Kobieta, mÄĹźczyzna, przyjaciele
Widział ktoś może Sen? Pytam, bo uciekł ode mnie już dawno i nie wiem, gdzie go szukać, a bardzo chciałabym go przeprosić za moje wymagania względem jego osoby. Za dużo chciałam, robiłam mu ciągłe wyrzuty. Prawdopodobnie odszedł urażony, którąś moją myślą, czy spojrzeniem. Albo sprawa jest poważniejsza, może to ja, bezczelnie zepchnęłam go w nocy z łóżka? Niestety, ale przez Sen nie potrafię kontrolować swoich odruchów. A nie! To nie przez pana, drogi panie Śnie! Nie w tym kontekście, proszę posłuchać! Proszę nie wychodzić, moje łóżko jest wystarczająco duże. Tak. To właśnie proponuję. Czekam na pana co noc, z cichą nadzieją pod poduszką, że pan się jednak zjawi, więc proszę nie gniewać się już i położyć obok mnie. Tylko tyle. Ja nic więcej od pana nie chcę, tylko te noce... Rozumie pan, prawda? Proszę tak nie patrzeć, ja przemyślałam już wszystko. Nie, nie nazwałabym tego konsumpcyjnym związkiem, po prostu teraz już wiem, że noce bez pana, to te najgorsze w moim życiu. Proszę, proszę nie odchodzić i nie zostawiać mnie samej. Moje łóżko bez pana jest wyjątkowo chłodne i obce, a to bardzo przekłada się na moje kolejne dni, które nadchodzą, niezależnie od tego, czy po nich pan wsunie się pod kołdrę i obejmie moje małe ciało, czy też nie. Nie widziałam Cię już od miesięcy. I nic. Jestem może bledsza, trochę wyobcowana, trochę bardziej milcząca. Lecz widać można żyć...

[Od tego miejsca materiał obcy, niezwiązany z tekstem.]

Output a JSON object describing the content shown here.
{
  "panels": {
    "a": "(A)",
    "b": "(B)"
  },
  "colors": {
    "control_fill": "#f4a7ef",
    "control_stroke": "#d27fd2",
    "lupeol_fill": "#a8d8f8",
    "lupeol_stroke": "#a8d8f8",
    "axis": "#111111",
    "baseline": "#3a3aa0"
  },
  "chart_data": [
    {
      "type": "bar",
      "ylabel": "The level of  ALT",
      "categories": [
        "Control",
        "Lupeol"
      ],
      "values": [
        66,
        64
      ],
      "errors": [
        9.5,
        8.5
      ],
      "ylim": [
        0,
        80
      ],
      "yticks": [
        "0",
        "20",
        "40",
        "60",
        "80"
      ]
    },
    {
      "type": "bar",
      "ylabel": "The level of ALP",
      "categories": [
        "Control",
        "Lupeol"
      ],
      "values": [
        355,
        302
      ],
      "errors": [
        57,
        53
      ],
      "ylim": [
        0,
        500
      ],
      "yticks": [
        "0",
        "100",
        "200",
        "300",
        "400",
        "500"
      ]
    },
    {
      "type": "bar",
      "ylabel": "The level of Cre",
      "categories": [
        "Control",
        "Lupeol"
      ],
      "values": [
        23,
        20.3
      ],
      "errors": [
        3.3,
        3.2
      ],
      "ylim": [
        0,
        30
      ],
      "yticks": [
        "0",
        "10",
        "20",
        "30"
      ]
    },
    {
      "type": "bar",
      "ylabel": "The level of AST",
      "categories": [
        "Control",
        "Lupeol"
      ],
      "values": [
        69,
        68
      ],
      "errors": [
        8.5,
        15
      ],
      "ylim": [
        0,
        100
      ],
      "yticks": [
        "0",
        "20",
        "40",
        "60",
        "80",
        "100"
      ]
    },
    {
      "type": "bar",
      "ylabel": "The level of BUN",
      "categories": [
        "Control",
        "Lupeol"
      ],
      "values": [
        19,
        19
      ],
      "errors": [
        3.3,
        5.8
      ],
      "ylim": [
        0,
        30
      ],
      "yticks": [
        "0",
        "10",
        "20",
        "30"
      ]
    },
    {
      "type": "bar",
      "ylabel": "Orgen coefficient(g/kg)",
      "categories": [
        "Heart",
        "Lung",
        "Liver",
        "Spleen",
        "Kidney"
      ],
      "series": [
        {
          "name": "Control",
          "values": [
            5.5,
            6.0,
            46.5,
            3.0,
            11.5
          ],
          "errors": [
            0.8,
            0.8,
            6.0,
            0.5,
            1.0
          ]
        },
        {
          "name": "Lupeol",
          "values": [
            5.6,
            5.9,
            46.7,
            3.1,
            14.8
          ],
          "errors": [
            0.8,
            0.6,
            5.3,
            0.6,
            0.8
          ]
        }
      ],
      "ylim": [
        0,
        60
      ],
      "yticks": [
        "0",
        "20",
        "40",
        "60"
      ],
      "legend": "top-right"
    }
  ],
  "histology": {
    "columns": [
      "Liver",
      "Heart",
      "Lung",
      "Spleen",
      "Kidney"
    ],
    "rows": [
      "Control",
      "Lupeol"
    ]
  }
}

Konsumpcyjnie dwuznaczne: z umiarem, bez przesady, z nawiązaniem. Mogłoby być dłuższe, a może nie... Całościowo pozytywnie.
Wynika z tego, że bardzo zależy Ci na śnie, nawet gdyby miał on być koszmarem:D
Pomysł fajny.Ja bym trochę bardziej rozwinęła, może jakieś opowiadanko... Ale nie czepiam się, bo ja sama piszę głównie krótkie formy.